Book Club
The Outward Mindset Ch. 9, 10, and 11
At Ford Motor Company, every executive's status chart showed green—even as the company hemorrhaged seventeen billion dollars. Why? Because you couldn't be wrong at Ford and keep your position. So nobody was wrong. The company was failing, sure, but not because of me.
This session introduces the Outward Mindset Pattern—SAM: See Others, Adjust Efforts, Measure Impact—through the transformative story of Alan Mulally's turnaround at Ford. When one brave executive finally showed red on his chart, Mulally's response changed everything: "You aren't red. The issue you're working on is red." That distinction—people aren't problems, people have problems—unlocked the psychological safety that allowed real collaboration to begin.
Participants explore each element of SAM through personal application.
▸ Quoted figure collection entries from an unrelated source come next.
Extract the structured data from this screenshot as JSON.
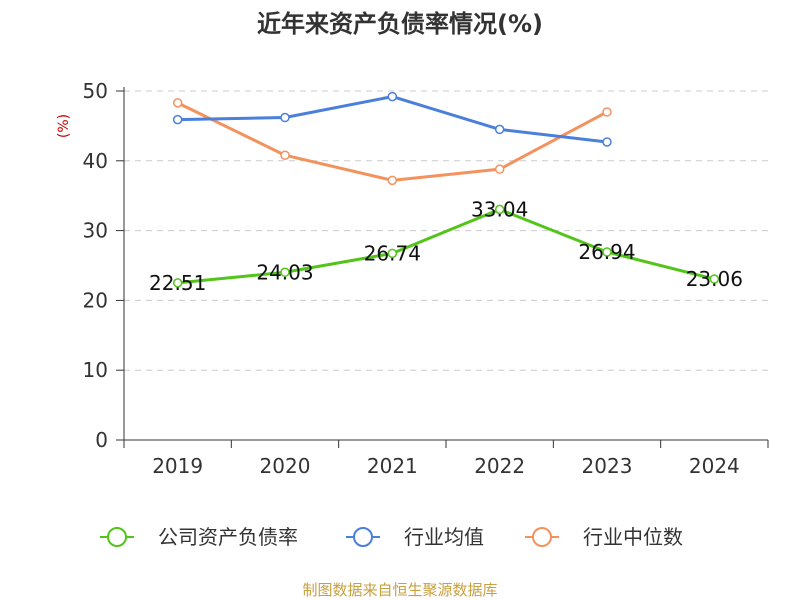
{
  "chart_data": {
    "type": "line",
    "title": "近年来资产负债率情况(%)",
    "ylabel": "(%)",
    "xlabel": "",
    "categories": [
      "2019",
      "2020",
      "2021",
      "2022",
      "2023",
      "2024"
    ],
    "ylim": [
      0,
      50
    ],
    "yticks": [
      0,
      10,
      20,
      30,
      40,
      50
    ],
    "grid": true,
    "legend_position": "bottom",
    "series": [
      {
        "name": "公司资产负债率",
        "color": "#52c41a",
        "values": [
          22.51,
          24.03,
          26.74,
          33.04,
          26.94,
          23.06
        ],
        "labels": [
          "22.51",
          "24.03",
          "26.74",
          "33.04",
          "26.94",
          "23.06"
        ]
      },
      {
        "name": "行业均值",
        "color": "#4a7fdb",
        "values": [
          45.9,
          46.2,
          49.2,
          44.5,
          42.7,
          null
        ]
      },
      {
        "name": "行业中位数",
        "color": "#f4925e",
        "values": [
          48.3,
          40.8,
          37.2,
          38.8,
          47.0,
          null
        ]
      }
    ]
  },
  "source": "制图数据来自恒生聚源数据库"
}
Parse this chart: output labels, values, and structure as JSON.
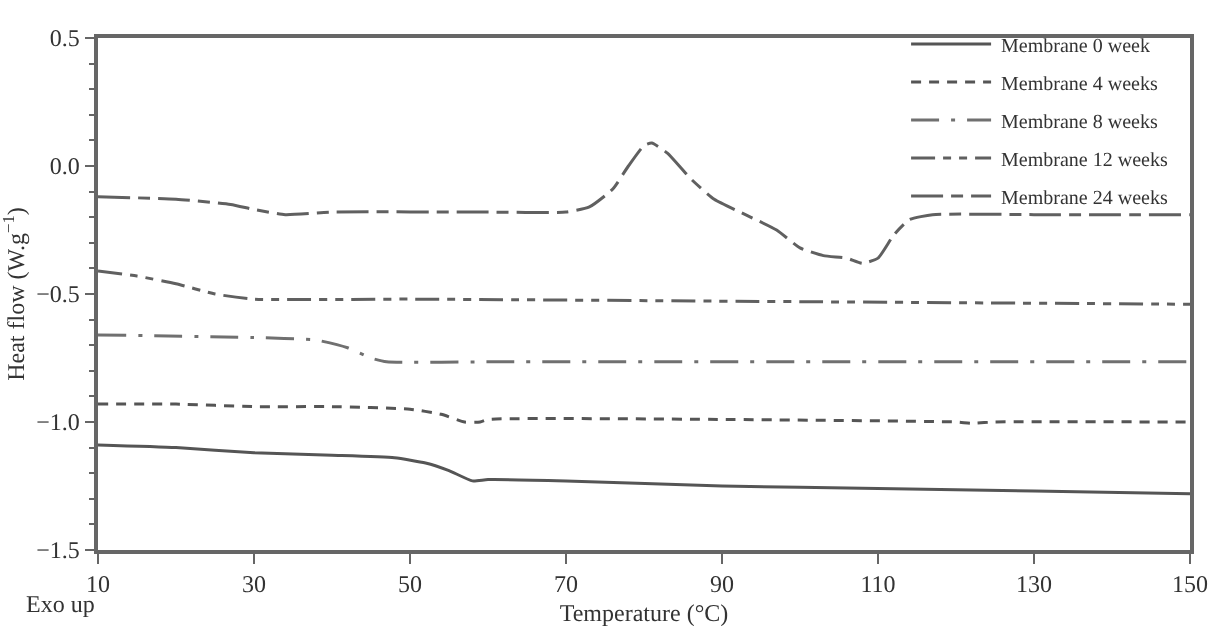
{
  "chart_data": {
    "type": "line",
    "xlabel": "Temperature (°C)",
    "ylabel": "Heat flow (W.g$^{−1}$)",
    "annotations": [
      "Exo up"
    ],
    "xlim": [
      10,
      150
    ],
    "xticks": [
      10,
      30,
      50,
      70,
      90,
      110,
      130,
      150
    ],
    "ylim": [
      -1.5,
      0.5
    ],
    "yticks": [
      {
        "value": -1.5,
        "label": "−1.5"
      },
      {
        "value": -1,
        "label": "−1.0"
      },
      {
        "value": -0.5,
        "label": "−0.5"
      },
      {
        "value": 0,
        "label": "0.0"
      },
      {
        "value": 0.5,
        "label": "0.5"
      }
    ],
    "grid": false,
    "legend": "top right",
    "marker": "none",
    "series": [
      {
        "name": "Membrane 0 week",
        "color": "#555555",
        "line_style": "solid",
        "x": [
          10,
          20,
          30,
          40,
          48,
          52,
          55,
          58,
          60,
          70,
          90,
          110,
          130,
          150
        ],
        "values": [
          -1.09,
          -1.1,
          -1.12,
          -1.13,
          -1.14,
          -1.16,
          -1.19,
          -1.23,
          -1.225,
          -1.23,
          -1.25,
          -1.26,
          -1.27,
          -1.28
        ]
      },
      {
        "name": "Membrane 4 weeks",
        "color": "#555555",
        "line_style": "dashed",
        "x": [
          10,
          20,
          30,
          40,
          50,
          54,
          57,
          59,
          60,
          90,
          120,
          122,
          125,
          150
        ],
        "values": [
          -0.93,
          -0.93,
          -0.94,
          -0.94,
          -0.95,
          -0.97,
          -1.0,
          -1.0,
          -0.99,
          -0.99,
          -1.0,
          -1.005,
          -1.0,
          -1.0
        ]
      },
      {
        "name": "Membrane 8 weeks",
        "color": "#707070",
        "line_style": "dashed",
        "x": [
          10,
          30,
          38,
          42,
          45,
          47,
          60,
          150
        ],
        "values": [
          -0.66,
          -0.67,
          -0.68,
          -0.71,
          -0.75,
          -0.765,
          -0.765,
          -0.765
        ]
      },
      {
        "name": "Membrane 12 weeks",
        "color": "#606060",
        "line_style": "dashed",
        "x": [
          10,
          15,
          20,
          25,
          30,
          50,
          100,
          150
        ],
        "values": [
          -0.41,
          -0.43,
          -0.46,
          -0.5,
          -0.52,
          -0.52,
          -0.53,
          -0.54
        ]
      },
      {
        "name": "Membrane 24 weeks",
        "color": "#606060",
        "line_style": "dashed",
        "x": [
          10,
          20,
          27,
          30,
          34,
          40,
          60,
          70,
          73,
          76,
          78,
          80,
          81,
          83,
          86,
          89,
          93,
          97,
          100,
          103,
          106,
          108,
          110,
          112,
          114,
          117,
          130,
          150
        ],
        "values": [
          -0.12,
          -0.13,
          -0.15,
          -0.17,
          -0.19,
          -0.18,
          -0.18,
          -0.18,
          -0.16,
          -0.09,
          0.0,
          0.08,
          0.09,
          0.05,
          -0.05,
          -0.13,
          -0.19,
          -0.25,
          -0.32,
          -0.35,
          -0.36,
          -0.38,
          -0.36,
          -0.27,
          -0.21,
          -0.19,
          -0.19,
          -0.19
        ]
      }
    ]
  }
}
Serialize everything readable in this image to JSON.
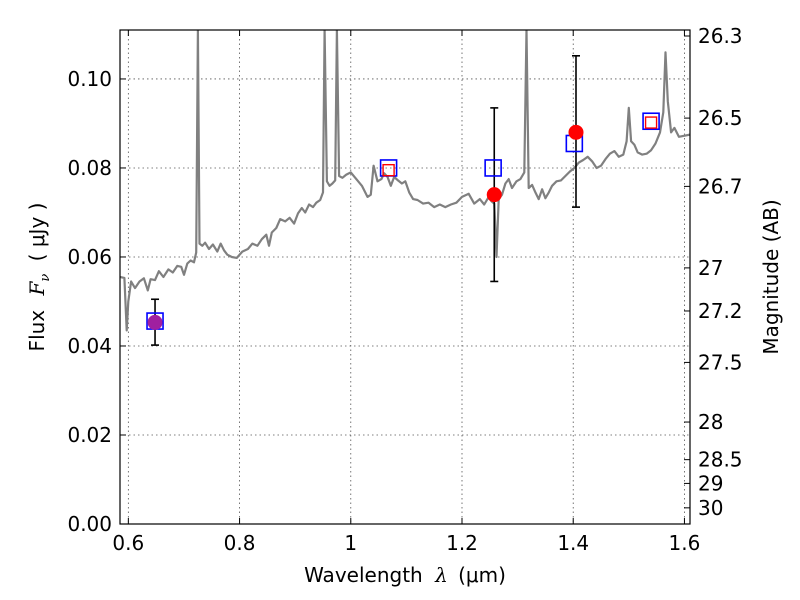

What burdens lift when we truly see others? The pressure to perform, impress, and sell transforms into a simple question: "How can I help?" A fundraiser discovers that shifting from sale-focus to person-focus changes everything. A health and safety professional realizes that rigid rules don't require rigid delivery. A facilitator recognizes that not having all the answers is actually freedom, not failure.
The conversation deepens around measurement. Are we measuring output or impact? Phone calls made versus problems solved? Tickets closed versus people helped? Meetings held versus growth achieved? A powerful contribution from Bethlehem University in Palestine reframes impact entirely: "Hope is not the conviction that something will turn out well. It's the certainty that something is worth doing no matter how it turns out."